CDH17 CAR-T Therapy in Advanced Malignant Solid Tumors

The investigational product used in this study, UCLH801 cells, is a CAR-T cell therapy specifically targeting CDH17. The proposed indication includes CDH17-positive advanced solid tumors, such as but not limited to colorectal cancer, gastric cancer, pancreatic cancer, biliary tract tumors, neuroendocrine tumors, ovarian cancer, and lung cancer. The primary objective of this study is to evaluate the safety and tolerability of UCLH801 cells in patients with CDH17-positive advanced malignant solid tumors. The secondary objectives include assessing the preliminary efficacy of UCLH801 cells, their pharmacokinetics and pharmacodynamics in the body, and their immunogenicity. This study aims to observe how the infusion of UCLH801 cells affects patients 's body, including any discomfort or changes in laboratory test results. Additionally, it will evaluate whether UCLH801 cells have any effect on tumor. Furthermore, the study will investigate how UCLH801 cells are metabolized; the mechanisms through which they exert their effects, and how to develops any immune response or rejection against UCLH801 cells.

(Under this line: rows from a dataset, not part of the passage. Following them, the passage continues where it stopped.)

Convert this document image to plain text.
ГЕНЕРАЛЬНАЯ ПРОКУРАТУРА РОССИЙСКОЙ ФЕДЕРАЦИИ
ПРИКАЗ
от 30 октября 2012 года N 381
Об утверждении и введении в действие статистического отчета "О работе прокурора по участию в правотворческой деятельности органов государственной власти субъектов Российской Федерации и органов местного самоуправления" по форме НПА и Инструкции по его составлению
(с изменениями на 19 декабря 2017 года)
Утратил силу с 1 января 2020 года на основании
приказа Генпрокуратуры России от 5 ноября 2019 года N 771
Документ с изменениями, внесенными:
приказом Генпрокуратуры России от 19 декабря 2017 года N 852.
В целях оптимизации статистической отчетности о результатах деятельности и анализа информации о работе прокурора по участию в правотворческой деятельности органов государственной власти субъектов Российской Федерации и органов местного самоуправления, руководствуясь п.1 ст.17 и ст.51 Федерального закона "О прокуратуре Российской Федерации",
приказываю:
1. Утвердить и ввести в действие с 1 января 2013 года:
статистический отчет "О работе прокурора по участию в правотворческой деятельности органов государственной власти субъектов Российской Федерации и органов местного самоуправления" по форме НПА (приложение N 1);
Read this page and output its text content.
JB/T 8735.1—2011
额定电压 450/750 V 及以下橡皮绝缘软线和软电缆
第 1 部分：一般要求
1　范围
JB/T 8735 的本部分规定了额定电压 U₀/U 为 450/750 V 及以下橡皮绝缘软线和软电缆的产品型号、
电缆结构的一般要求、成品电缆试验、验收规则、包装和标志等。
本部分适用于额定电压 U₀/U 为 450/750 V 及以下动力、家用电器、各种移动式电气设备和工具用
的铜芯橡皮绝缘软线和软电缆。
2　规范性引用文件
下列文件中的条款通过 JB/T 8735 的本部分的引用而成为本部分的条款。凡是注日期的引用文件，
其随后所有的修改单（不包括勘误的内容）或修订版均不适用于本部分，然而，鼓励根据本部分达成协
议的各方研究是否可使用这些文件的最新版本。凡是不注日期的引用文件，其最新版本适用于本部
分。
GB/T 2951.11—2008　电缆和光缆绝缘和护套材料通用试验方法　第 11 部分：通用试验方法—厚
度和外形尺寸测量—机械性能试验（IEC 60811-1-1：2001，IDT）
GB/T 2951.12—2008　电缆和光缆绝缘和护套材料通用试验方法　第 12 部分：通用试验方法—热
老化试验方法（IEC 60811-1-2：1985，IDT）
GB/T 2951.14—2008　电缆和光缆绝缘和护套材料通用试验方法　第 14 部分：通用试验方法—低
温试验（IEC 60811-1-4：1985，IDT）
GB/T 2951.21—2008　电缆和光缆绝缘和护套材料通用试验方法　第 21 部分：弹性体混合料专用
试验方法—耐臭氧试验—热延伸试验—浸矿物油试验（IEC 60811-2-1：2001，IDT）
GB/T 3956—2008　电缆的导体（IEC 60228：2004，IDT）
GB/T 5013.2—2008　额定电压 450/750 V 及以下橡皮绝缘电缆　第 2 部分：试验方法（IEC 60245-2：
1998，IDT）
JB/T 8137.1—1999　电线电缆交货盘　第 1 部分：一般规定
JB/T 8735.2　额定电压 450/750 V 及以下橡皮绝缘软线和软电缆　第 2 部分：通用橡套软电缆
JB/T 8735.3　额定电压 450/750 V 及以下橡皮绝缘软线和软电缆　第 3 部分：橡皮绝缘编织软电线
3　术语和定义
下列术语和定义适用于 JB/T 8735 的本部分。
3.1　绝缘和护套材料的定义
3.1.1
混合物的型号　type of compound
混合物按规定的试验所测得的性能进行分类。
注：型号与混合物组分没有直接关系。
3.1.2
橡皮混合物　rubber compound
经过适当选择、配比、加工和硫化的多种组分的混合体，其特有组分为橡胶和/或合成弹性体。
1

The trial progresses through sequential Phase Ia (dose-finding) and Phase Ib (dose-expansion) stages. Phase Ia cessation triggers include either confirmation of Recommended Phase II Dose (RP2D) or investigator-verified favorable therapeutic index at any dose level. Post-Phase Ia completion, protocol amendment submission to the Institutional Review Board precedes Phase Ib initiation, featuring multi-cohort expansion (n=9-18/cohort) across specified malignancies: colorectal adenocarcinoma (CRC), gastric carcinoma (GC), high-grade serous ovarian carcinoma (HGSOC), breast cancer (BC), non-small cell lung cancer (NSCLC), SCLC, metastatic castration-resistant prostate cancer (mCRPC), clear cell renal cell carcinoma (ccRCC), and cervical squamous cell carcinoma (CSCC), etc. This study has 3 dose levels and follows a "3+3 design," with an estimated enrollment of 9 to 18 subjects. The final sample size will depend on the occurrence of dose-limiting toxicities (DLTs), the number of dose escalation groups before observing DLTs, and the maximum tolerated dose (MTD). Considering the possibility of cell production preparation failure or other reasons (such as rapid disease progression during cell preparation) leading to subjects ultimately being unable to receive cell infusion therapy, the number of participants in the cell collection and preparation process may be greater than the planned number of cases. The observation period for dose-limiting toxicity (DLT) is set from the start of cell infusion to 4 weeks after the completion of cell infusion (D0 to D28). The starting dose of cell infusion therapy in this clinical study is set at 1.0×10\^6/Kg, and the maximum dose is set at 6.0×10\^6/Kg.